Don’t get me wrong. I love to talk about running. What runner doesn’t? My running group meets up every weekend and when run for at least an hour each time. Sure we talk about the latest race or coolest gear. We chat about shoes, family, work, and evening activities. Occasionally, we’ll talk about running advice, and from this group, I’d take it. But from some random dude who I’ve never met? I wasn’t having it.
I spent the remaining 2 miles all in my head. Of course I know about proper arm swing efficiency. I know I keep my arms a little higher than they should be. I even lowered my arms like he said. But my last 2 miles were awful. All I could think about was this fella and his unsolicited feedback. Screw him!
This got me thinking about feedback. You can’t scroll the blogs or business rags without an article on feedback. You’ll never grow or be successful if you’re not open to feedback! I get it. I’m open to feedback. While it hurts most of the time, I value the feedback I receive. When the conditions are right and I’m ready for it.
This guy could have been legendary running coach Dr. Jack Daniels. No, he doesn’t also make Tennessee whiskey. I’m sure he had the best of intentions and felt he was helping me out. But I didn’t ask for it and I was in my own element and not ready for it.

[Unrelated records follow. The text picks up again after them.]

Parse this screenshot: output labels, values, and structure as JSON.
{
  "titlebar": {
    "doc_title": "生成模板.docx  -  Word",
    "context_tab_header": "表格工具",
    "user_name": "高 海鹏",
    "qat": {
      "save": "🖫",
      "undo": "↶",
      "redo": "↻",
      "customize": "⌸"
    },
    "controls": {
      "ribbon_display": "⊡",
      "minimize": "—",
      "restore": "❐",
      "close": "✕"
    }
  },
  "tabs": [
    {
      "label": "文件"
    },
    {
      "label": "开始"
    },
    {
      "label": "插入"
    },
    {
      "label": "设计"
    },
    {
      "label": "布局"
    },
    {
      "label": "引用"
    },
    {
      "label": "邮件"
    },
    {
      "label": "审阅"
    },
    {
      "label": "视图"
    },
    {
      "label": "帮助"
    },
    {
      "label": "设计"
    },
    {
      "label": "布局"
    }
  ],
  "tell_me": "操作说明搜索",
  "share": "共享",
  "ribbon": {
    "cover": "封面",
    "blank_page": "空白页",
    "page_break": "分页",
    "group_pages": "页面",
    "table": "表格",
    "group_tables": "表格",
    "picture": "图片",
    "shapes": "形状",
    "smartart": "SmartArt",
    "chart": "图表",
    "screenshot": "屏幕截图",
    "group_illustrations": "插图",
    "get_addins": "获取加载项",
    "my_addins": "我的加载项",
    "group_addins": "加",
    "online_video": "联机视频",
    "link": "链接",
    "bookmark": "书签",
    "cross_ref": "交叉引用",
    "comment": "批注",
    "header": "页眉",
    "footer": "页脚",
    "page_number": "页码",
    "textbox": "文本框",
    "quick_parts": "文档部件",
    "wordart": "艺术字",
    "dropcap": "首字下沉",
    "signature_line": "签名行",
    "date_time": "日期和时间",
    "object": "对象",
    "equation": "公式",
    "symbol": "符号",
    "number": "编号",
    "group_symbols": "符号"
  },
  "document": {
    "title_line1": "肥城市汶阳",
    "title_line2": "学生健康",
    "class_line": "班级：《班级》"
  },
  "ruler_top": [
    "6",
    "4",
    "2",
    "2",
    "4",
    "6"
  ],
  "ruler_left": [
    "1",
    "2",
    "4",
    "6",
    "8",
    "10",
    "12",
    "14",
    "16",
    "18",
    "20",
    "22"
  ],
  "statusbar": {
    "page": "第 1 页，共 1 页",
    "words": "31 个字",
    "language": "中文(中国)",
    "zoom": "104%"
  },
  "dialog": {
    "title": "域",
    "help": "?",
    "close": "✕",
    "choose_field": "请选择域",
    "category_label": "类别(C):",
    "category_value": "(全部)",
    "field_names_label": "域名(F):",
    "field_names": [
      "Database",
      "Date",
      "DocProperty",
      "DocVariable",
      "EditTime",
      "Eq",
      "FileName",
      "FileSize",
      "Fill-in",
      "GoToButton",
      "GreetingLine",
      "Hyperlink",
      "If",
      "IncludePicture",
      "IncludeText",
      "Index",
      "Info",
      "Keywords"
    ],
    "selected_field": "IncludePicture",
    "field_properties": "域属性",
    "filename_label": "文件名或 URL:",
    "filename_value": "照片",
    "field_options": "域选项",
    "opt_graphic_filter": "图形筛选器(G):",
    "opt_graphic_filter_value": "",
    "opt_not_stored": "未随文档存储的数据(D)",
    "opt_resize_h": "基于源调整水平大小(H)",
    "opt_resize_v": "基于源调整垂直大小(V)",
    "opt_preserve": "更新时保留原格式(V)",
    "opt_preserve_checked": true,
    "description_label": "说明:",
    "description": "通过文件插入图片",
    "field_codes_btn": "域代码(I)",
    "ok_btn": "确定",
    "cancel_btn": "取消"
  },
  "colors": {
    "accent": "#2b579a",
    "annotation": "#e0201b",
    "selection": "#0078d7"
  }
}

While feedback is essential for learning, there must be some conditions in place to make it effective. We need to be open to the feedback. It should be in the moment and given in a setting that’s safe and comfortable for the individual. And, most importantly, it should come from a place of love and trust.
When feedback is given from a trusted source, the impact is greater. We seek and value the feedback from those we trust and with whom we have a strong foundational relationship. Quality feedback is received when we know the person is delivering it because they care for us and want to see us get better.
While this guy was absolutely correct about proper arm swing, I did not know him and therefore I did not trust him. Had this feedback been given to me from one of my good running friends, I’d be working on that form or we would have had a long discussion about proper form versus comfort.
When approaching feedback in the workplace, make sure the conditions are right. Set time aside to deliver it. State your intentions and address the behavior. Relay the impact that behavior has and provide a resolution to change the behavior. While it won’t always feel great to give or receive, when the conditions are right, the effects will be everlasting.